L’Afrique ne pourra faire exception à ces politiques éprouvées si elle veut elle aussi sortir du cycle infernal de la pauvreté, de l’instabilité, de la vulnérabilité aux chocs extérieurs et de la dépendance à l’« industrie de l’aide ».

 

Sanou Mbaye

 
Economiste et écrivain sénégalais, auteur de L’Afrique au secours de l’Afrique, L’Atelier, Ivry-sur-Seine, 2009.
 
Source: Le Monde diplomatique
 

(1) « Lions on the move : The progress and potential of African economies », McKinsey Global Institute (MGI), Chicago, juin 2010.

(2) « South Africa wants to be a BRIC », The Financial Times, Londres, 25 août 2010.

(3) « Les transferts de fonds des migrants, un enjeu de développement », Banque africaine de développement, Tunis, 2008.

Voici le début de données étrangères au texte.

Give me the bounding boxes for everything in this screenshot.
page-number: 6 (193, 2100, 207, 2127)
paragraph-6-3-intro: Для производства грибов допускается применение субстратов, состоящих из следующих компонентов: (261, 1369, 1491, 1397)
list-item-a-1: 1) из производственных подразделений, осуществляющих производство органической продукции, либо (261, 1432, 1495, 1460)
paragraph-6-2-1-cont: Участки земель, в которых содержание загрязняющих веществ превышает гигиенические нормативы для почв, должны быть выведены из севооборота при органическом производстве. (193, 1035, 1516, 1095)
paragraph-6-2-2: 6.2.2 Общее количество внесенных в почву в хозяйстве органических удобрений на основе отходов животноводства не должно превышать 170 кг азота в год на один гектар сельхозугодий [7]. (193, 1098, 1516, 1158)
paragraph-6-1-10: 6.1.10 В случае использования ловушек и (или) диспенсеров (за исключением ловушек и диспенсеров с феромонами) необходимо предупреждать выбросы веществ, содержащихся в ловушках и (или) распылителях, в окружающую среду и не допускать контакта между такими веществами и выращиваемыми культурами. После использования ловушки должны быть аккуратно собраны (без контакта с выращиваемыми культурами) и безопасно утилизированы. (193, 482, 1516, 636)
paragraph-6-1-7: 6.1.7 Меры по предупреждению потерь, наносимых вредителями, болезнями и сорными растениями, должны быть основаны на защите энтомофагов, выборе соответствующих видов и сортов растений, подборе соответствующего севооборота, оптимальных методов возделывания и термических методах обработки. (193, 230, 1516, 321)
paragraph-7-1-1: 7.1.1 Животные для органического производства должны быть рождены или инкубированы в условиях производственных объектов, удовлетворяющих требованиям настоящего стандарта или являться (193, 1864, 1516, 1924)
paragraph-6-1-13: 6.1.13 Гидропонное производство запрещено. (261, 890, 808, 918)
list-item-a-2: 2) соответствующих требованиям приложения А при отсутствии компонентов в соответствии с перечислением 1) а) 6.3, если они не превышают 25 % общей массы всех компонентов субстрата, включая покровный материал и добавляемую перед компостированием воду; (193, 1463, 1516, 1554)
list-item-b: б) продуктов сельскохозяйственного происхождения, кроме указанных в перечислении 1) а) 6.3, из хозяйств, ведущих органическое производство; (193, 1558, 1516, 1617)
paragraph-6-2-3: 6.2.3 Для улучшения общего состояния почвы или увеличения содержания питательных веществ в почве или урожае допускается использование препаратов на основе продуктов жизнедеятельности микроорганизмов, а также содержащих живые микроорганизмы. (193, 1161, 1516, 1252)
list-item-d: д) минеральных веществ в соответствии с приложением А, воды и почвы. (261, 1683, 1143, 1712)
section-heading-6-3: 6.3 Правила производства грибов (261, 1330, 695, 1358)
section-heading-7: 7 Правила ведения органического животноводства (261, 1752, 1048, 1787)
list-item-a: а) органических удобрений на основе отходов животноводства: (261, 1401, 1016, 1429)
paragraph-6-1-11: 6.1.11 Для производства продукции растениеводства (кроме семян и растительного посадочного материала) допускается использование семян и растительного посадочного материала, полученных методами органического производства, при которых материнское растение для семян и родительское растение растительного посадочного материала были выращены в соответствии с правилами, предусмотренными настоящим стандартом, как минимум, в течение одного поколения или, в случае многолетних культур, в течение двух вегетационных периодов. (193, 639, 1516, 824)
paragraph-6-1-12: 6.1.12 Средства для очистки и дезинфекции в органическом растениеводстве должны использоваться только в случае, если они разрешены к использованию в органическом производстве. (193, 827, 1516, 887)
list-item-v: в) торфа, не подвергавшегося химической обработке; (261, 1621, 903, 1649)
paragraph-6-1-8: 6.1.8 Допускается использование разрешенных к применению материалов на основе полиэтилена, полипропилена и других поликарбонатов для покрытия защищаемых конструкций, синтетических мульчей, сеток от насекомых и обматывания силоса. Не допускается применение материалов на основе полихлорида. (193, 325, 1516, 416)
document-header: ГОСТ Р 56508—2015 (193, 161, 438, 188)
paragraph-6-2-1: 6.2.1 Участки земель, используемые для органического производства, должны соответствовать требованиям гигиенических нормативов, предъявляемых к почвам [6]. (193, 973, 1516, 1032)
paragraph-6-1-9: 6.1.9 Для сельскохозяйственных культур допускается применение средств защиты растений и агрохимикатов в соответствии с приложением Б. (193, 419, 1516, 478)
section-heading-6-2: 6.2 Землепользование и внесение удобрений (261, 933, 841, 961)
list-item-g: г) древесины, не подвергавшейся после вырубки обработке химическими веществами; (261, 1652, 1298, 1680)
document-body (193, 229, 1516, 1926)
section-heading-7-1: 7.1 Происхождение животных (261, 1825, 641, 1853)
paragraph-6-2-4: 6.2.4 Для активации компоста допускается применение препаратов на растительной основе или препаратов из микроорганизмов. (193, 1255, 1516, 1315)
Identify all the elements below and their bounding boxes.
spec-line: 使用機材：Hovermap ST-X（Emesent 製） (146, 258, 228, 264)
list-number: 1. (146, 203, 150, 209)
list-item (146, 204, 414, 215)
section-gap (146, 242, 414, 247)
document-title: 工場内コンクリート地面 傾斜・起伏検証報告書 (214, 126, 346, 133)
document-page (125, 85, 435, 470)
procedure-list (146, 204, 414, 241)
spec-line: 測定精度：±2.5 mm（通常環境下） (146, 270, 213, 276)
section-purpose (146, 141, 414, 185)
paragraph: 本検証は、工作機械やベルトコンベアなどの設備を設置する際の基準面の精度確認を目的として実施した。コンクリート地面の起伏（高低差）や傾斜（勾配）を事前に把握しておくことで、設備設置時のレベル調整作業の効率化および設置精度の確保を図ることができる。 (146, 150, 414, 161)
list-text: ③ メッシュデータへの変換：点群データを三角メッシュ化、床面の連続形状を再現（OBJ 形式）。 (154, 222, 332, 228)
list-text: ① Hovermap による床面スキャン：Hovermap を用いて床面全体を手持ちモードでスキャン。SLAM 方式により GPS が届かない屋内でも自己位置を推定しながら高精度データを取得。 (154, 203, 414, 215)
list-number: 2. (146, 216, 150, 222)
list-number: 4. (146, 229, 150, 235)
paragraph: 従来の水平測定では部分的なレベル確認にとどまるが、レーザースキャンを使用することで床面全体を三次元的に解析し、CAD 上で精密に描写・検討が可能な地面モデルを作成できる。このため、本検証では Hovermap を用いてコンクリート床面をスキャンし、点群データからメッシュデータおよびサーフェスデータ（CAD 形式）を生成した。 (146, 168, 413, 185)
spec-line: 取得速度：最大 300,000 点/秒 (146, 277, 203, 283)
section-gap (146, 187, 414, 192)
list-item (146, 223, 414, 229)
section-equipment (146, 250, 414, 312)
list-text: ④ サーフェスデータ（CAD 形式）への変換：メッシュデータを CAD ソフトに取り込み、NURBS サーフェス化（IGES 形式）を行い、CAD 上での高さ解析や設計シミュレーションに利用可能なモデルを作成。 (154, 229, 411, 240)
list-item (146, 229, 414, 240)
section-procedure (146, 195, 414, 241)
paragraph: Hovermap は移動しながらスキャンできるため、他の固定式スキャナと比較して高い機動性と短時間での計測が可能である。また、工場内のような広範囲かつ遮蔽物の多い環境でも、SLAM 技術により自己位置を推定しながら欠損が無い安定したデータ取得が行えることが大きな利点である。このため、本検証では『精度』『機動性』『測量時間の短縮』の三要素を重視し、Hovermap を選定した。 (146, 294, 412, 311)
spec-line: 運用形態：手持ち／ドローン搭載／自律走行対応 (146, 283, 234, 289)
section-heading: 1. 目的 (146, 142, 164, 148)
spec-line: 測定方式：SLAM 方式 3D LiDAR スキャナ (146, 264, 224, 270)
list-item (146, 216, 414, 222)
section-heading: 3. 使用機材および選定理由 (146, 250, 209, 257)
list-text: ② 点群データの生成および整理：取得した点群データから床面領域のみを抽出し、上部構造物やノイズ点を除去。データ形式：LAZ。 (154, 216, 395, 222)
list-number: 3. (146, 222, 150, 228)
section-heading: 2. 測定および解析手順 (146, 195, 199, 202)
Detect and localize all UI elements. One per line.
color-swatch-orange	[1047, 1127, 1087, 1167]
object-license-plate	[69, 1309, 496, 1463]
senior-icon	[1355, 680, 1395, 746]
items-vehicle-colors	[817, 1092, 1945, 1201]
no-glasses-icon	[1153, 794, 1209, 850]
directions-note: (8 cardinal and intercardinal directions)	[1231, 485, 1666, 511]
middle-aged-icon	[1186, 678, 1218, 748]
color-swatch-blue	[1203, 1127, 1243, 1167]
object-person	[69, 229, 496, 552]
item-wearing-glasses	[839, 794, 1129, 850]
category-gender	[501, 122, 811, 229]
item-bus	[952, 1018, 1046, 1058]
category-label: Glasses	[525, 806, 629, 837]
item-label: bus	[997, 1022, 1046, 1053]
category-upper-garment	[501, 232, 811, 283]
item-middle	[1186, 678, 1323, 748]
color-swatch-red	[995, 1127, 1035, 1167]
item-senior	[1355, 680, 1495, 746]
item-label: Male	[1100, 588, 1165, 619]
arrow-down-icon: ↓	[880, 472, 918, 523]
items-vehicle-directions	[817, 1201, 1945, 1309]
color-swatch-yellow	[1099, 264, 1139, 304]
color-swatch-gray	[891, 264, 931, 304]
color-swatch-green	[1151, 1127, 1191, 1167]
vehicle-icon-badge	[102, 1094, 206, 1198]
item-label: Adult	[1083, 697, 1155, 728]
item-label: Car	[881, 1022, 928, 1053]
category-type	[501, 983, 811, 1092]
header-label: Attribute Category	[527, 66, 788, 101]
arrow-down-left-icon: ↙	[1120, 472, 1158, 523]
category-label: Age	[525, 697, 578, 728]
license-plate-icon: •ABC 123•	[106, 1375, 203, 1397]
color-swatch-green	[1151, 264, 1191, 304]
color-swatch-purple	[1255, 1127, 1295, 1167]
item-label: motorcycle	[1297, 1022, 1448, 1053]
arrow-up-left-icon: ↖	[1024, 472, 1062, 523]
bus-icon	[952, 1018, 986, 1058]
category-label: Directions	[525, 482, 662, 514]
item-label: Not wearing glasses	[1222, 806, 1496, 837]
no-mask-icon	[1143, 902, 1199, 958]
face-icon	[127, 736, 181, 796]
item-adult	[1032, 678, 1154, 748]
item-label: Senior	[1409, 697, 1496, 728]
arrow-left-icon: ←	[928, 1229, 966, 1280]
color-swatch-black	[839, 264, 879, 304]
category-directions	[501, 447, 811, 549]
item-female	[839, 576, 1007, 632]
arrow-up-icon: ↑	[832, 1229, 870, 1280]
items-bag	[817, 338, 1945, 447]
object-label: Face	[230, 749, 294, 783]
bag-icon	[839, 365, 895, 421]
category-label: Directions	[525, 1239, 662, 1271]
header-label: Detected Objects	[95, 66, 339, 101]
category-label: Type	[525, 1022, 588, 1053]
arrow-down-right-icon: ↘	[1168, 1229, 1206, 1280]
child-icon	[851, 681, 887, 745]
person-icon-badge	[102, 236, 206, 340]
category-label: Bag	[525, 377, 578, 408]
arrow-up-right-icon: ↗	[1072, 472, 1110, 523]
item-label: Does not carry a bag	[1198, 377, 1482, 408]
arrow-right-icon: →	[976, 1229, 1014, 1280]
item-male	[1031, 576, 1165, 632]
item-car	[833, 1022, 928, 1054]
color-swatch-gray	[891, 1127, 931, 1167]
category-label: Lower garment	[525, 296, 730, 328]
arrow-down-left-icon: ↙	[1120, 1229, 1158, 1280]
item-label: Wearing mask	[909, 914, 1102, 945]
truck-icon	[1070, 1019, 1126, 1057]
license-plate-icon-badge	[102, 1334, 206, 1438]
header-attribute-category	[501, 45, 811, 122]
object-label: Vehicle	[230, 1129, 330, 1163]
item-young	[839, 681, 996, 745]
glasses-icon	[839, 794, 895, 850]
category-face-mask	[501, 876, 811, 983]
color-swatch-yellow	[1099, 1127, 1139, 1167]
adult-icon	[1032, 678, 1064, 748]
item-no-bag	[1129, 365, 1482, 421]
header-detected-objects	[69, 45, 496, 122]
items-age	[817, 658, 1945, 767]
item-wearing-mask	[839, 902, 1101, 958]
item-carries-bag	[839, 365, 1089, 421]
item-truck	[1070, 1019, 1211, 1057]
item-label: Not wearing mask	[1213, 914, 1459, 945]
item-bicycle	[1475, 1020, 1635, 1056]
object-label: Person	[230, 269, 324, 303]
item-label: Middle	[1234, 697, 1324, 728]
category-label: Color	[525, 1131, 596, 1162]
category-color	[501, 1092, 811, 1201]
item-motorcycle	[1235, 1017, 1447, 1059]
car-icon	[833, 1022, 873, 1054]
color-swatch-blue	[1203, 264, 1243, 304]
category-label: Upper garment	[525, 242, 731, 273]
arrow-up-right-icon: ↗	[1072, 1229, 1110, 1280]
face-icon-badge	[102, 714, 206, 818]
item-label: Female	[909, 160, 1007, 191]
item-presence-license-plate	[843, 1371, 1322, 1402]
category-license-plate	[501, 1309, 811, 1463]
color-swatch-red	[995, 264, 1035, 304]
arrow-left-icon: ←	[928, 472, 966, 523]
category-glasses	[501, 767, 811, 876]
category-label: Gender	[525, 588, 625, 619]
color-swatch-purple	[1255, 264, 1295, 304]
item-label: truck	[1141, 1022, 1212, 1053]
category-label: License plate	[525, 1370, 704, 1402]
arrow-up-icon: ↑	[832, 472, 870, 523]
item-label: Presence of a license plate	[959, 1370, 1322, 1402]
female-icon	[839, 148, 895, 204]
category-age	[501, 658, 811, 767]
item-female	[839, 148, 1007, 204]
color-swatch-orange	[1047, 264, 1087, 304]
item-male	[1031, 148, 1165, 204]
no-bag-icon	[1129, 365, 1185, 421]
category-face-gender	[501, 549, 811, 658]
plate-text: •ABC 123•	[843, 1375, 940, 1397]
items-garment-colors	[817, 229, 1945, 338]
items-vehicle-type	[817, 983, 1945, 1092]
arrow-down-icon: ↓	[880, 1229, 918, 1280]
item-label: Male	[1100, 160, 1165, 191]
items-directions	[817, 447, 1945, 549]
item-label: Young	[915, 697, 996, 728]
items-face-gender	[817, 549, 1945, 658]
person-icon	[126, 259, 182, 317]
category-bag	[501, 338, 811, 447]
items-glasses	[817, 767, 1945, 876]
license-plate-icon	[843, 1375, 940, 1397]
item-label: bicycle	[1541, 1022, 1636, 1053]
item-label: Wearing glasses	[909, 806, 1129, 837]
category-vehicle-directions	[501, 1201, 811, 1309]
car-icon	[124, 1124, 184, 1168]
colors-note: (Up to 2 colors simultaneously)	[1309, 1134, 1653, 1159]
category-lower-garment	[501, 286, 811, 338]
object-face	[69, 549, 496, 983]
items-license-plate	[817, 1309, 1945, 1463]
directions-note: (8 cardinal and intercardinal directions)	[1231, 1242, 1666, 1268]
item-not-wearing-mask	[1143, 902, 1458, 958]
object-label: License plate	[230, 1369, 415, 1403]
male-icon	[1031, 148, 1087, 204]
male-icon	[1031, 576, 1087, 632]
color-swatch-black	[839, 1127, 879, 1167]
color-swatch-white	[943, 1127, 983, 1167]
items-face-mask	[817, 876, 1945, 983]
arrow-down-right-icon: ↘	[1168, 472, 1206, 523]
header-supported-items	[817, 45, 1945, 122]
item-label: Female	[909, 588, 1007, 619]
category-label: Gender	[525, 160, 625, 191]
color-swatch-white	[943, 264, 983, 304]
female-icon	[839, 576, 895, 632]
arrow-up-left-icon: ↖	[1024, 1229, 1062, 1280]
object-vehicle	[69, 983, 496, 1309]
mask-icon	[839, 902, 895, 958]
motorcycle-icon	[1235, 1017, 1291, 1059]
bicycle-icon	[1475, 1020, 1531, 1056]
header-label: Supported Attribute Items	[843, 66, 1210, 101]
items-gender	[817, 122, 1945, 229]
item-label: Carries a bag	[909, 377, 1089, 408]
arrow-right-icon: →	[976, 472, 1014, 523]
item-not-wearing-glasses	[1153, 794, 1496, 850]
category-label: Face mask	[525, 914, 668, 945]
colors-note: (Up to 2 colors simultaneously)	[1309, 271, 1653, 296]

(4) Lire Manière de voir, n° 108, « Indispensable Afrique », décembre 2009 - janvier 2010.

(5) Lire Benoît Lallau, « Quand la Banque mondiale encourage la razzia sur les terres agricoles », Le Monde diplomatique, septembre 2011.

(6) L’Institut africain des sciences mathématiques - Sénégal regroupe : Bénin, Madagascar, Soudan, Ouganda, Gabon, Cameroun, Maroc, Algérie, Congo, République démocratique du Congo, Mozambique, Rwanda, Tanzanie, Côte d’Ivoire, Botswana, Zambie, Egypte et Malawi.

(7) « The middle of the pyramid : Dynamics of the middle class in Africa » (PDF), Banque africaine de développement, Tunis, avril 2011.